Washington. The US Navy is now clearly planning future wars keeping China in mind. Navy Chief Admiral Darryl Caudle’s statements at WEST 2026 indicate that Washington has now moved forward on a strategy to crush Beijing’s growing naval and drone-based warfare capabilities with laser weapons.
Caudle’s message is blunt – the experiments are over, and the time has come to break China’s A2/AD (Anti-Access/Area Denial) network. He admitted that till now the US Navy has not adopted the aggressive stance it should have regarding laser weapons on ships, but now this is going to change under his command.
The real focus is the new Trump-class battleships, which are being considered as a game-changer platform for maritime warfare against China. These ships will be fitted with hypersonic weapons as well as high-powered laser systems, which can blind Chinese drone swarms, sensor networks and missile guidance systems in seconds.
As China develops a strategy relying on drones, saturation attacks and electronic warfare in the South China Sea and Taiwan Strait, laser weapons are becoming the perfect answer for the US – no fear of running out of ammunition, no need for reloading, and attack at the speed of light.
The successful deployment of the HELIOS laser system on the USS Preble and its operational test in 2025 is an indication that America is no longer just warning China, but has fielded combat capability. Lasers like ODIN are already deployed to disable enemy ISR (Intelligence, Surveillance, Reconnaissance) systems.

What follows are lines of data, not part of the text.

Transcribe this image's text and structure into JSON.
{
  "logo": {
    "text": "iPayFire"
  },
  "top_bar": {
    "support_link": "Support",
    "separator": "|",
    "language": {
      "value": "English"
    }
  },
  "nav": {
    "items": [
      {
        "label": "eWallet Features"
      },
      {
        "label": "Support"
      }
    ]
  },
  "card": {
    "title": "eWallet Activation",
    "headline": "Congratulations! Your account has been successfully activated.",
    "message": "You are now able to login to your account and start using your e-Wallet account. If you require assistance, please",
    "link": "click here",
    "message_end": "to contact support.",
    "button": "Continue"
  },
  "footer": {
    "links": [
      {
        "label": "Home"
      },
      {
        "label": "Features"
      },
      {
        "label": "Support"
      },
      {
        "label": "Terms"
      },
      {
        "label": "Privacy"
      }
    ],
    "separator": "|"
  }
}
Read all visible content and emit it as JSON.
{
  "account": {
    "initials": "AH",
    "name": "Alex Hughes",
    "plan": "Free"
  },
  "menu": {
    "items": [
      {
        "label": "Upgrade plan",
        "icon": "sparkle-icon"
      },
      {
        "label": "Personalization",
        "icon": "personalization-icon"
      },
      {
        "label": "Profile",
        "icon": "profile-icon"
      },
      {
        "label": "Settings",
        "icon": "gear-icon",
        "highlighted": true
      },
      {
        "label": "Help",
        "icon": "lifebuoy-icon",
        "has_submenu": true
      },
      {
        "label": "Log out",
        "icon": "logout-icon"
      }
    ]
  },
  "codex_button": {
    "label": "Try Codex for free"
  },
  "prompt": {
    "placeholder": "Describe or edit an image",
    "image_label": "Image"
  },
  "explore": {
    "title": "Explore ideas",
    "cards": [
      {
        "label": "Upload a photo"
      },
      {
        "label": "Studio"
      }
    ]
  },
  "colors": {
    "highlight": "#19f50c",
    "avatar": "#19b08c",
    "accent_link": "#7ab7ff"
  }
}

Under the new ‘Fighting Instructions’, the US Navy is creating a dedicated Directed Energy strategy to make laser weapons the permanent backbone of the fleet. This simply means – in the future war against China, American ships will attack with lasers before missiles.
This is not just a technology upgrade, but a strategic announcement to stop China’s naval expansion. If this plan is fully implemented, the war in the Western Pacific in the coming decade will be fought less with missiles and more with laser beams – and the first casualty of that war will be China’s network-centric war model.